The monthly challenge of menstruation as well as the haemostatic challenge of childbirth postpartum renders more females than males symptomatic with
von Willebrand disease. Among vWD patients, the obstetrical and gynaecological morbidity is certainly more pronounced in Type 2,3 patients compared to Type 1 patients, but even in the latter group there is a high proportion of
menorrhagia with associated anaemia, loss of time from work/school and the use of
hysterectomy for ultimate control of
bleeding. Despite the well known adage of the "gestational palliation" of vWD, there is a high proportion of postpartum haemorrhage in Type 1 patients also especially after the first 24 h after delivery. This may occur despite normalization of the
factor VIIIc level in the third trimester, particularly in Type 2,3 patients.

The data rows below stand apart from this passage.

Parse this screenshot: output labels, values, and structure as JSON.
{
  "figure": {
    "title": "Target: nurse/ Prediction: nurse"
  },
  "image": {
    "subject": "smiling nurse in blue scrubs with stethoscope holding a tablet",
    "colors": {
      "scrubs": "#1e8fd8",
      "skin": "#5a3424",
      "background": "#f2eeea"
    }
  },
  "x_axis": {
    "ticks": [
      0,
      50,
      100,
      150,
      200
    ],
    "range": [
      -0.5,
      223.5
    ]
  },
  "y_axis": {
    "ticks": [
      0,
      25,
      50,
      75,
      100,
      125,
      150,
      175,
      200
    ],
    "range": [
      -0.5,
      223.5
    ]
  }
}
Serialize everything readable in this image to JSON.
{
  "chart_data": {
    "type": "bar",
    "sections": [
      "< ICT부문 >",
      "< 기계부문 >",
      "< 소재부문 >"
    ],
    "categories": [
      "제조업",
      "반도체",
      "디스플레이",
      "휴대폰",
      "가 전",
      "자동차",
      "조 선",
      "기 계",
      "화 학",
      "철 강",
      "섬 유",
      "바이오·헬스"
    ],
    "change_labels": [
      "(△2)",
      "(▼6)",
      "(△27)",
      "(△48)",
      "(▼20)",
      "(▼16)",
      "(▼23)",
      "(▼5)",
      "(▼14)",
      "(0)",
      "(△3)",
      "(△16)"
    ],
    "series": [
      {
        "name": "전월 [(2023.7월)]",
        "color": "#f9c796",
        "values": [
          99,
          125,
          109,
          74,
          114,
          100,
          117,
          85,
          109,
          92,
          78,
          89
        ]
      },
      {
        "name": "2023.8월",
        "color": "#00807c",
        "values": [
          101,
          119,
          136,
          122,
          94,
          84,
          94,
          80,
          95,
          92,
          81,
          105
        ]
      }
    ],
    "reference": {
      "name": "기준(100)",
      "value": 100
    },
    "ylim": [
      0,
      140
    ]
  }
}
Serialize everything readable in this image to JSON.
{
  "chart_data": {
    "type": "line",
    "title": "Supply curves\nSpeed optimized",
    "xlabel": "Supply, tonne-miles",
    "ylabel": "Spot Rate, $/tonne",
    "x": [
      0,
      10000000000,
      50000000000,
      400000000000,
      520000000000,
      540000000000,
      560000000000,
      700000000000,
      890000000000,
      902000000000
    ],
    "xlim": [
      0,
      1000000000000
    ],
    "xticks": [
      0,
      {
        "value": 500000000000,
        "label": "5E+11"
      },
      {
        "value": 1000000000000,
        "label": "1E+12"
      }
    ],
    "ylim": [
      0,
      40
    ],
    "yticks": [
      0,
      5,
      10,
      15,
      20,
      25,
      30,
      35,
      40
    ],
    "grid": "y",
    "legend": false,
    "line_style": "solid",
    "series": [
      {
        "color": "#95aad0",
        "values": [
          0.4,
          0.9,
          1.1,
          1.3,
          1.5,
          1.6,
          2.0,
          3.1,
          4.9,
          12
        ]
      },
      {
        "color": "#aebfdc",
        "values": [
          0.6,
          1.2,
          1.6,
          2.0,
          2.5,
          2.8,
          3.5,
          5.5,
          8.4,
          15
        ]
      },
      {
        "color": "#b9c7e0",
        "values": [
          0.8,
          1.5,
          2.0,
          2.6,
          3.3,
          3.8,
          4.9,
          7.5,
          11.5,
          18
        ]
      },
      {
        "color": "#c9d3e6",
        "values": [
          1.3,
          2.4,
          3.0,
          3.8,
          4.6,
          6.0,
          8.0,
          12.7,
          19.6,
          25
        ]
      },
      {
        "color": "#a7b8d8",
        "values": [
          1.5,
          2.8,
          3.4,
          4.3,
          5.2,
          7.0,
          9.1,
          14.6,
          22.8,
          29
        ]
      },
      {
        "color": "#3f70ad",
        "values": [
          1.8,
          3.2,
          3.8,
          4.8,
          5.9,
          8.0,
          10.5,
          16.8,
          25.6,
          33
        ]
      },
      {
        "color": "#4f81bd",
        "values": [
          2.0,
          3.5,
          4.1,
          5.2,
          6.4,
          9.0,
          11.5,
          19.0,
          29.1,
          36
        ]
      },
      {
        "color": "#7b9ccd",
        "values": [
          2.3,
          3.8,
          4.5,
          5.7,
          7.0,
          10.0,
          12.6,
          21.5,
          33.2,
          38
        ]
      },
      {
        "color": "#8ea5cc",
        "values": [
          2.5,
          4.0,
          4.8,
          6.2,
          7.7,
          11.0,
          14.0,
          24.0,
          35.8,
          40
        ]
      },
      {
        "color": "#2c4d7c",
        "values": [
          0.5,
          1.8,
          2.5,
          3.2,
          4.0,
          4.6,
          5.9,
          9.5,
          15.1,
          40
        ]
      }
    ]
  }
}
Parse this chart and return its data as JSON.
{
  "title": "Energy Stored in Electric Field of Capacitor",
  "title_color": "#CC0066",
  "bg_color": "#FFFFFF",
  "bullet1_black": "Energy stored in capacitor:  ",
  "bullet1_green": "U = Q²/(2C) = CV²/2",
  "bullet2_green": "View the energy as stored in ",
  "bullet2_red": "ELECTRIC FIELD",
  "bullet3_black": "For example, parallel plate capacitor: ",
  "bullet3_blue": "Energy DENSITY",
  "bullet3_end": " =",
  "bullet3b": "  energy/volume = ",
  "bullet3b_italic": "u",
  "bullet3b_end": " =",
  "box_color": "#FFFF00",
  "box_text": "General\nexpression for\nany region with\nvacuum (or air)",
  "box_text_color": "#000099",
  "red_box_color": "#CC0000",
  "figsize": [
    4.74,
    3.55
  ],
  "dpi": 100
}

With the increasing availability of intranasal/subcutaneous
DDAVP that could be readily administered at home for
menorrhagia, there recently has been ongoing efforts internationally to determine the prevalence of vWD in females presenting with
menorrhagia with a prevalence of 17% combined from two studies of 180 patients total. Issues remain regarding the optimal dose/schedule of intranasal/subcutaneous
DDAVP for
menorrhagia and the relative efficacy of
antifibrinolytic agents. The proper role of
oral contraceptives and
danazol also deserves further study in vWD patients with
menorrhagia. In sum, a comprehensive care approach in females with vWD is warranted analogous to the successful model of care of male haemophiliacs with the intent to (a) reduce unnecessary surgical interventions for
menorrhagia, (b) improve the quality of life during menses and (c) optimize peri-partum management.